Le juge d’instruction espagnol a-t-il changé le monde,
comme le suggère le livre de photos ? Au Chili, sa
chasse à Pinochet a brisé l’envoûtement. C’est un tonique qui a revigoré dans ce pays les organisations de
défense des droits de l’homme. Ailleurs également, l’effet a été perceptible. Les ONG européennes ont accueilli avec enthousiasme le principe de la juridiction
universelle. Les gouvernements ont été mis sous pression. La Belgique avait déjà rendu possible par une loi
auparavant la poursuite des crimes contre l’humanité
commis à l’étranger. En 1999, cette disposition a encore
été élargie. Le point crucial de la loi résidait dans le fait
que ni l’auteur ni la victime ne devaient avoir le
moindre lien avec la Belgique, ce qui était inhabituel.

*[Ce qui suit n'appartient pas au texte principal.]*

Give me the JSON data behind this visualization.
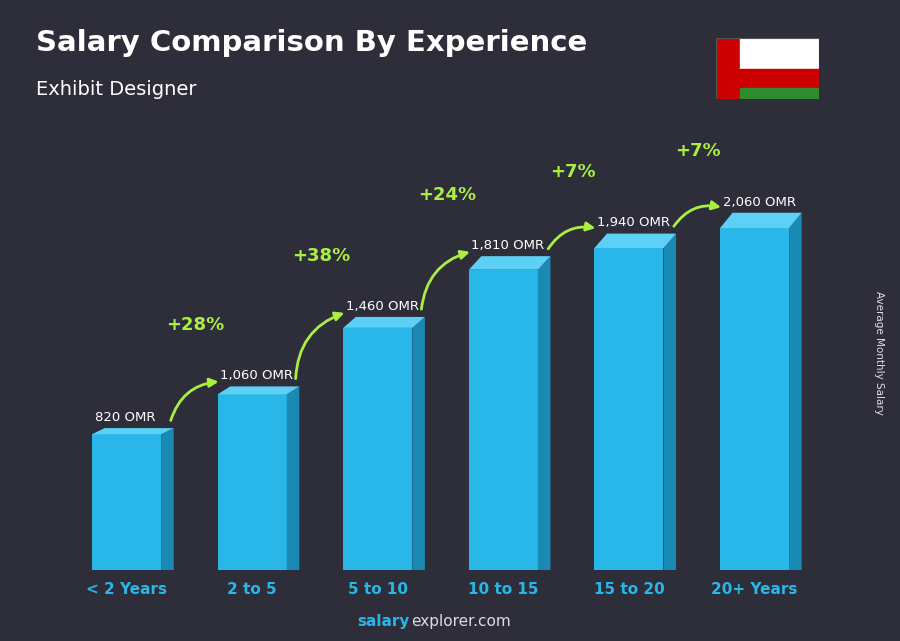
{
  "title": "Salary Comparison By Experience",
  "subtitle": "Exhibit Designer",
  "categories": [
    "< 2 Years",
    "2 to 5",
    "5 to 10",
    "10 to 15",
    "15 to 20",
    "20+ Years"
  ],
  "values": [
    820,
    1060,
    1460,
    1810,
    1940,
    2060
  ],
  "labels": [
    "820 OMR",
    "1,060 OMR",
    "1,460 OMR",
    "1,810 OMR",
    "1,940 OMR",
    "2,060 OMR"
  ],
  "pct_changes": [
    "+28%",
    "+38%",
    "+24%",
    "+7%",
    "+7%"
  ],
  "bar_color_face": "#29b6e8",
  "bar_color_side": "#1a8ab5",
  "bar_color_top": "#5dd0f5",
  "bg_color": "#2e2e3a",
  "title_color": "#ffffff",
  "subtitle_color": "#ffffff",
  "label_color": "#ffffff",
  "pct_color": "#aaee44",
  "xlabel_color": "#29b6e8",
  "ylabel": "Average Monthly Salary",
  "watermark_bold": "salary",
  "watermark_rest": "explorer.com",
  "ylim": [
    0,
    2700
  ]
}
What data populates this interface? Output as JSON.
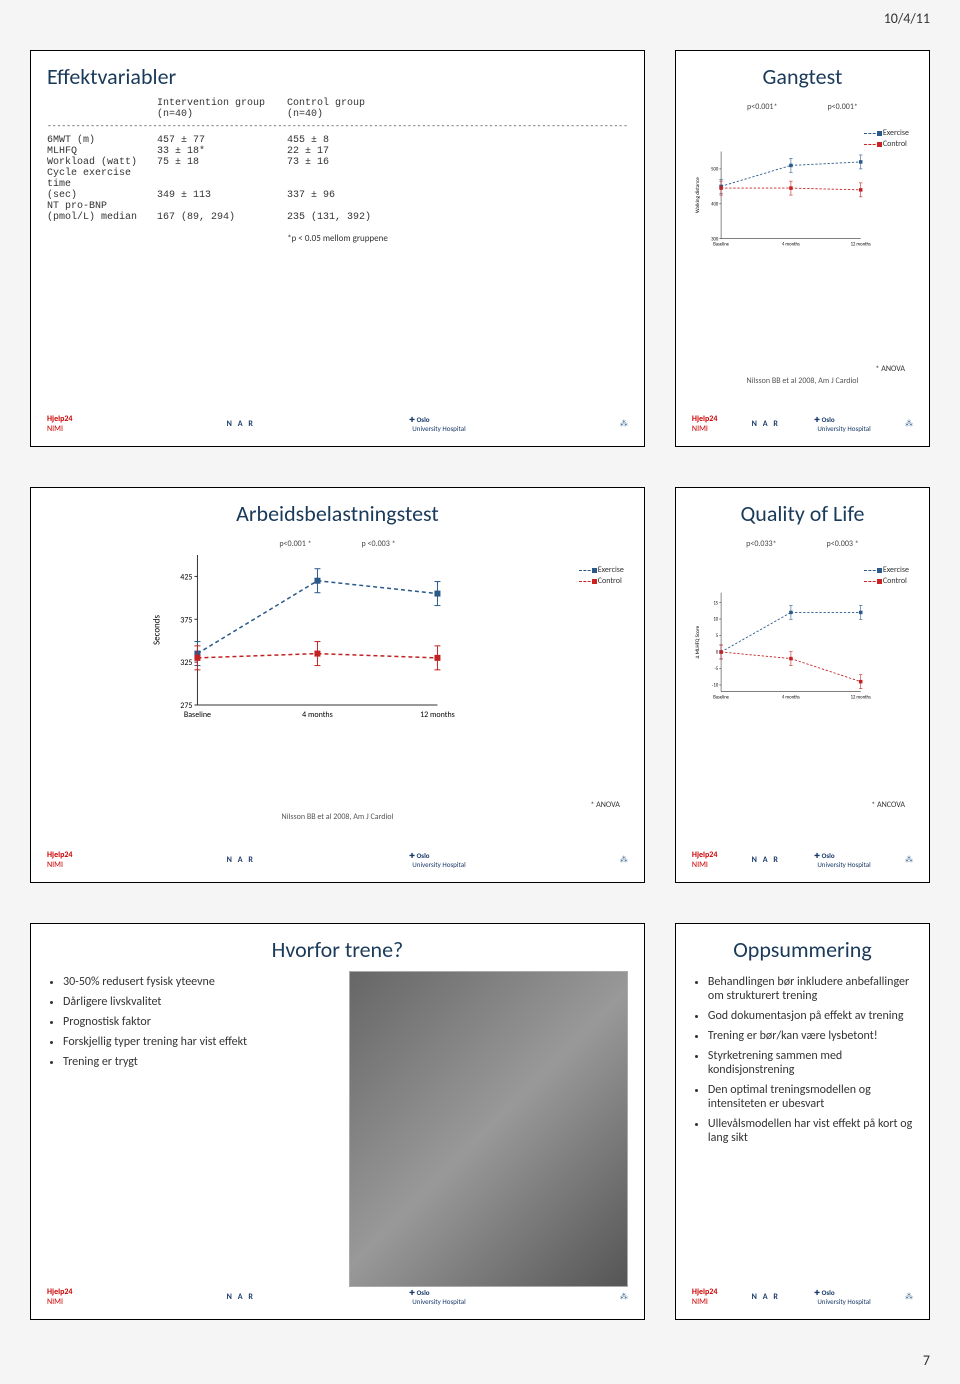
{
  "page": {
    "date": "10/4/11",
    "number": "7"
  },
  "slide1": {
    "title": "Effektvariabler",
    "head": {
      "c1": "",
      "c2": "Intervention group (n=40)",
      "c3": "Control group (n=40)"
    },
    "rows": [
      {
        "label": "6MWT (m)",
        "a": "457 ± 77",
        "b": "455 ± 8"
      },
      {
        "label": "MLHFQ",
        "a": "33 ± 18*",
        "b": "22 ± 17"
      },
      {
        "label": "Workload (watt)",
        "a": "75 ± 18",
        "b": "73 ± 16"
      },
      {
        "label": "Cycle exercise time",
        "a": "",
        "b": ""
      },
      {
        "label": "(sec)",
        "a": "349 ± 113",
        "b": "337 ± 96"
      },
      {
        "label": "NT pro-BNP",
        "a": "",
        "b": ""
      },
      {
        "label": "(pmol/L) median",
        "a": "167 (89, 294)",
        "b": "235 (131, 392)"
      }
    ],
    "note": "*p < 0.05 mellom gruppene"
  },
  "slide2": {
    "title": "Gangtest",
    "pvals": [
      "p<0.001*",
      "p<0.001*"
    ],
    "legend": [
      "Exercise",
      "Control"
    ],
    "ylabel": "Walking distance",
    "yticks": [
      "500",
      "400",
      "300",
      "0"
    ],
    "xticks": [
      "Baseline",
      "4 months",
      "12 months"
    ],
    "series_color_ex": "#2a5a8a",
    "series_color_ctl": "#c22222",
    "exercise": [
      450,
      510,
      520
    ],
    "control": [
      445,
      445,
      440
    ],
    "anova": "* ANOVA",
    "cite": "Nilsson BB et al 2008, Am J Cardiol"
  },
  "slide3": {
    "title": "Arbeidsbelastningstest",
    "pvals": [
      "p<0.001 *",
      "p <0.003 *"
    ],
    "legend": [
      "Exercise",
      "Control"
    ],
    "ylabel": "Seconds",
    "yticks": [
      "425",
      "375",
      "325",
      "275"
    ],
    "xticks": [
      "Baseline",
      "4 months",
      "12 months"
    ],
    "series_color_ex": "#2a5a8a",
    "series_color_ctl": "#c22222",
    "exercise": [
      335,
      420,
      405
    ],
    "control": [
      330,
      335,
      330
    ],
    "anova": "* ANOVA",
    "cite": "Nilsson BB et al 2008, Am J Cardiol"
  },
  "slide4": {
    "title": "Quality of Life",
    "pvals": [
      "p<0.033*",
      "p<0.003 *"
    ],
    "legend": [
      "Exercise",
      "Control"
    ],
    "ylabel": "Δ MLHFQ Score",
    "yticks": [
      "15",
      "10",
      "5",
      "0",
      "-5",
      "-10"
    ],
    "xticks": [
      "Baseline",
      "4 months",
      "12 months"
    ],
    "series_color_ex": "#2a5a8a",
    "series_color_ctl": "#c22222",
    "exercise": [
      0,
      12,
      12
    ],
    "control": [
      0,
      -2,
      -9
    ],
    "anova": "* ANCOVA"
  },
  "slide5": {
    "title": "Hvorfor trene?",
    "bullets": [
      "30-50% redusert fysisk yteevne",
      "Dårligere livskvalitet",
      "Prognostisk faktor",
      "Forskjellig typer trening har vist effekt",
      "Trening er trygt"
    ]
  },
  "slide6": {
    "title": "Oppsummering",
    "bullets": [
      "Behandlingen bør inkludere anbefallinger om strukturert trening",
      "God dokumentasjon på effekt av trening",
      "Trening er bør/kan være lysbetont!",
      "Styrketrening sammen med kondisjonstrening",
      "Den optimal treningsmodellen og intensiteten er ubesvart",
      "Ullevålsmodellen har vist effekt på kort og lang sikt"
    ]
  },
  "logos": {
    "hjelp24": "Hjelp24",
    "nimi": "NIMI",
    "nar": "N A R",
    "ouh1": "Oslo",
    "ouh2": "University Hospital"
  }
}
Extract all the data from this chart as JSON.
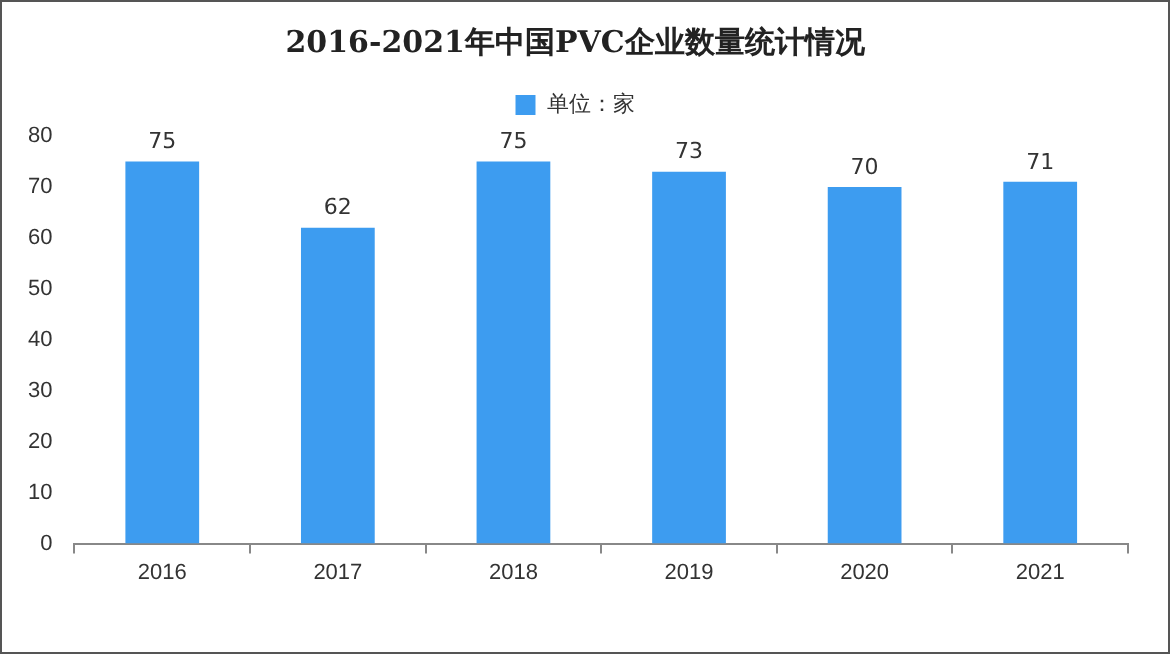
{
  "chart_data": {
    "type": "bar",
    "title": "2016-2021年中国PVC企业数量统计情况",
    "categories": [
      "2016",
      "2017",
      "2018",
      "2019",
      "2020",
      "2021"
    ],
    "series": [
      {
        "name": "单位：家",
        "color": "#3d9cf0",
        "values": [
          75,
          62,
          75,
          73,
          70,
          71
        ]
      }
    ],
    "ylim": [
      0,
      80
    ],
    "yticks": [
      0,
      10,
      20,
      30,
      40,
      50,
      60,
      70,
      80
    ],
    "grid": false,
    "legend": "top",
    "data_labels": true
  }
}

Garzón a poursuivi Pinochet, parce qu’il y avait des victimes espagnoles. Les Serbes qui ont été condamnés en
Allemagne habitaient dans ce pays. En Belgique, un tel
lien était superflu, ce qui a ouvert les portes toutes
grandes. Les plaintes ont commencé à pleuvoir, toutes
plus graves les unes que les autres. Un cas patent de
tourisme judiciaire, ont déclaré les critiques. Le monde
102
regardait cela avec intérêt, mais cela n’amusait pas les
Etats-Unis, a fortiori lorsque quelques-uns de leurs dirigeants de haut niveau se sont vus inculpés. Un si petit
pays qui fait tant d’esbroufe ont dû penser les Américains. En termes à peine voilés, le gouvernement belge
s’est entendu dire que cela ne pouvait pas continuer
comme cela. Le ministre de la défense, Donald Rumsfeld, a fait savoir que le quartier-général de l’OTAN ne
devait pas nécessairement rester à Bruxelles. Les avions
de guerre américains en route pour l’Irak n’ont plus fait
d’escale en Belgique d’un seul coup. C’est ainsi que l’on
met des pays au pas. En juillet 2003, le texte de la loi sur
le génocide a été effacé et remplacé par des dispositions
d’une portée beaucoup plus limitée. En quinze jours à
peine, le projet de loi a été ratifié par le parlement belge,
poussé par le vent venu d’Amérique. Une politique sans
relief au lieu de l’enthousiasme ? Peut-être, mais des
politiciens et aussi des ONG avaient été quelque peu
aveuglés par l’éblouissante lumière répandue par l’affaire Pinochet. Ils étaient à la fois trop audacieux et trop
pressés. La juridiction universelle peut être une arme
puissante, mais une certaine circonspection dans sa
manipulation n’est pas superflue, à défaut de quoi elle
risque d’être banalisée et vidée de sa substance. Le
champ d’expérimentation de la Belgique l’a démontré
de manière convaincante. L’élan ne s’est toutefois pas
arrêté, bien au contraire. Depuis octobre 2005, il n’est
plus nécessaire en Espagne qu’il existe un lien avec l’inculpé ou la victime. Dans des jugements récents, des
juges allemands se sont engagés prudemment dans la
même direction. La formule belge d’autrefois est de retour, bien que teintée d’un peu plus de réalisme.
103
Baltasar Garzón a accéléré la progression de la juridiction universelle. La prise de conscience du fait que certains crimes concernent tout un chacun s’est accrue. Les
droits de l’homme sont un patrimoine universel et celui
qui les viole est jugé par le monde entier. Il subsiste toutefois des interrogations. Dans la plupart des cas, la fin
d’un conflit ethnique ou d’un régime brutal coïncide
avec une période de forte turbulence. Il ne faut pas
grand-chose pour qu’elle dégénère. Un procès au nom
de la juridiction universelle est de toute façon une intervention dans un pays lointain, qui est confronté à d’importants défis. Ce n’est dès lors pas un luxe inutile d’en
tenir pleinement compte – comme lorsque les anciennes
relations avec le pays concerné ne sont pas sans importance. Il ne m’a pas trop plu que la première affaire traitée en Belgique, celle contre les quatre Rwandais, ait
mis en présence un ancien colonisateur et des personnes
provenant de ce qui avait jadis été un de nos territoires
sous mandat. Cela crée des rapports désagréables, a fortiori si le procureur du Roi trouve utile de se mettre à
agiter une machette dans la salle d’audience bruxelloise.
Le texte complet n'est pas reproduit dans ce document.